Now, I had heard of Yoga before in passing conversation, but when someone tried explaining it to me, it came off as a foreign language, such as German, and I didn’t bother investigating something that I had no interest, nor desire to implement into my vocabulary. But, with a strained body and a screeching foreman in my left ear, I felt the nudge and leaped into a pool of tight pants and exotic postures.
I discovered two things while dipping my toes in the shallow end of the Yoga pool:
1) not only did I become consciously aware of how I moved my body, but I was also much more in-tune with its needs. This improved my job efficiency by being acutely alert as to when I needed to slow down and stretch certain areas to release lactic acid buildup and, also, it translated itself into less time off, due to injuries caused by stiff and aching muscle joints.
2) my performance increased nearly 10 fold. Where once I was applying roughly 60-80 square feet of stone a day, I was now applying anywhere from 100-140 square feet of stone a day; grouted, jointed, and looking immaculate, mind you —did I mention that I was also labouring for myself? My energy levels were on the rise and so was my paycheque.

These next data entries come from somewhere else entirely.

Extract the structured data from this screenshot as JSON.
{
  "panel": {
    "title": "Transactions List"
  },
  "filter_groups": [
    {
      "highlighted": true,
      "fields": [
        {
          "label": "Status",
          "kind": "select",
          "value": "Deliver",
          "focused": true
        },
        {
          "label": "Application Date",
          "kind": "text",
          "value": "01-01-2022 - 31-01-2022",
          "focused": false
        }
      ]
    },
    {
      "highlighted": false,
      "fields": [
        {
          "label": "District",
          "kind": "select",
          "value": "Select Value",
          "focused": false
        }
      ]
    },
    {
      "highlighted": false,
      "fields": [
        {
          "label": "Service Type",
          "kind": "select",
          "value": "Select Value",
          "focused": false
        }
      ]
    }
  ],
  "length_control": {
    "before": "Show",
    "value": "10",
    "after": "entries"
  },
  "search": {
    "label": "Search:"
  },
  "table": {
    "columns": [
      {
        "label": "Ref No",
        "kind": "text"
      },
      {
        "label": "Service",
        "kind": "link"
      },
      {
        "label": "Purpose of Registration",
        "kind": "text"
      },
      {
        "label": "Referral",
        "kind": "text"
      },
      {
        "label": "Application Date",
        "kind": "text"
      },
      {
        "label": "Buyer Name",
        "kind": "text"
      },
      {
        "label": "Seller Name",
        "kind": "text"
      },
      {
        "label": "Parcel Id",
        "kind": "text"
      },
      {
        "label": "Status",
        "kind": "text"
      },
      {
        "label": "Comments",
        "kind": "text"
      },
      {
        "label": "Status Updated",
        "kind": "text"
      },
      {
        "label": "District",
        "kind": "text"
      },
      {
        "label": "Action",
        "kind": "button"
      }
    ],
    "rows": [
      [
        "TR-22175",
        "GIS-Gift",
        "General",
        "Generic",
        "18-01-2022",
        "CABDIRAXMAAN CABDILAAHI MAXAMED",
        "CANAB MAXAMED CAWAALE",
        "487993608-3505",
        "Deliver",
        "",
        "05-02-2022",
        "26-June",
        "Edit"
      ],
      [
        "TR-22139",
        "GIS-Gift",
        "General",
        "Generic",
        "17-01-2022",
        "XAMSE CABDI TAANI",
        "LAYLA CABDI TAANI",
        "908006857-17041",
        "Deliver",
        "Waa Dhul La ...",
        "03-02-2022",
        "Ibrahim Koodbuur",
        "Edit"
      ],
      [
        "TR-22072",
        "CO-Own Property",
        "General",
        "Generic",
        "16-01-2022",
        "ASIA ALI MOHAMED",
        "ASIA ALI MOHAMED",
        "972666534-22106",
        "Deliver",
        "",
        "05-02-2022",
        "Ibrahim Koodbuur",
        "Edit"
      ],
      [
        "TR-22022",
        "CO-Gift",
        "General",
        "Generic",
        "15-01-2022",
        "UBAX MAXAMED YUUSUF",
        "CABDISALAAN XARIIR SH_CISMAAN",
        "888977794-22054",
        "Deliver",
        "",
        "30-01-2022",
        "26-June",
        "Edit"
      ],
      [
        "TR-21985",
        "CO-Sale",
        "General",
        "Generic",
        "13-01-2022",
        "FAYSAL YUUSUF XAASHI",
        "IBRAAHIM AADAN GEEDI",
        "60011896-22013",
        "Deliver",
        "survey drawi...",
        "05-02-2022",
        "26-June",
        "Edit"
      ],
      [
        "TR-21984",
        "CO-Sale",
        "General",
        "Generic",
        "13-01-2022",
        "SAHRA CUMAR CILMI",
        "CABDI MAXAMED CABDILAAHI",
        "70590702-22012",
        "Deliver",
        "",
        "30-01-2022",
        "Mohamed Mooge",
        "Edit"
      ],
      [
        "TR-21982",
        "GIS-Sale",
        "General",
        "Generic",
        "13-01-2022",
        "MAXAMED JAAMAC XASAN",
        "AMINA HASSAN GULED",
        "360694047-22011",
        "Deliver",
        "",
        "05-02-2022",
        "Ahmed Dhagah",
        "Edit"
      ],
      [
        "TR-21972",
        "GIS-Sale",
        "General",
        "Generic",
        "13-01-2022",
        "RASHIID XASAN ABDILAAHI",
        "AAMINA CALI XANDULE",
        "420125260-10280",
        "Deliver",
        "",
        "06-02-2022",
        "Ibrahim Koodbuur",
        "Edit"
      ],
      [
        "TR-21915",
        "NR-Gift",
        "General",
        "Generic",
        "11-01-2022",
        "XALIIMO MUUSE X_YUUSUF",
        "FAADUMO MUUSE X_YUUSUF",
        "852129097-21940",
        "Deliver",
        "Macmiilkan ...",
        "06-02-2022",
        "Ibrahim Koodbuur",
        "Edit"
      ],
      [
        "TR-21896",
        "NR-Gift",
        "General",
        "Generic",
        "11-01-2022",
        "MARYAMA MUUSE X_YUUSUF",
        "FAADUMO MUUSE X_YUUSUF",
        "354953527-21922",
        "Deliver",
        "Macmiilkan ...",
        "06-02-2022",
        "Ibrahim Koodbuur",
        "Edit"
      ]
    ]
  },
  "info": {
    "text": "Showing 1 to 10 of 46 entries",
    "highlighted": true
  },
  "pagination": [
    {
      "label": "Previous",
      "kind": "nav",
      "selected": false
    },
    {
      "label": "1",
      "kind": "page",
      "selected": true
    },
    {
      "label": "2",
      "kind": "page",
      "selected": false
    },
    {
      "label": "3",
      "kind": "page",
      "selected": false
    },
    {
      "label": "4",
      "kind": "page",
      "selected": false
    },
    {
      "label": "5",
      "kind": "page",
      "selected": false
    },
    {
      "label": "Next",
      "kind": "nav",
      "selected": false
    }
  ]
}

Tending to your bodies needs, via Yoga, especially in the field of construction, leads to not only longevity in this trade, but also increased productivity, which will undoubtedly transfer to other facets of your life. And I, for one, would not be in the shape I am today, nor as successful as I have become, if it were not for this simple yet elegant practice. I believe the future of all companies, rests solely on the productivity and ingenuity of its workforce in this ever changing industry and that implementing a staple such as Yoga into the core of its workforce, will prove to be an invaluable asset. I know, for a fact, that it has in my case. Happy stretching, my friends!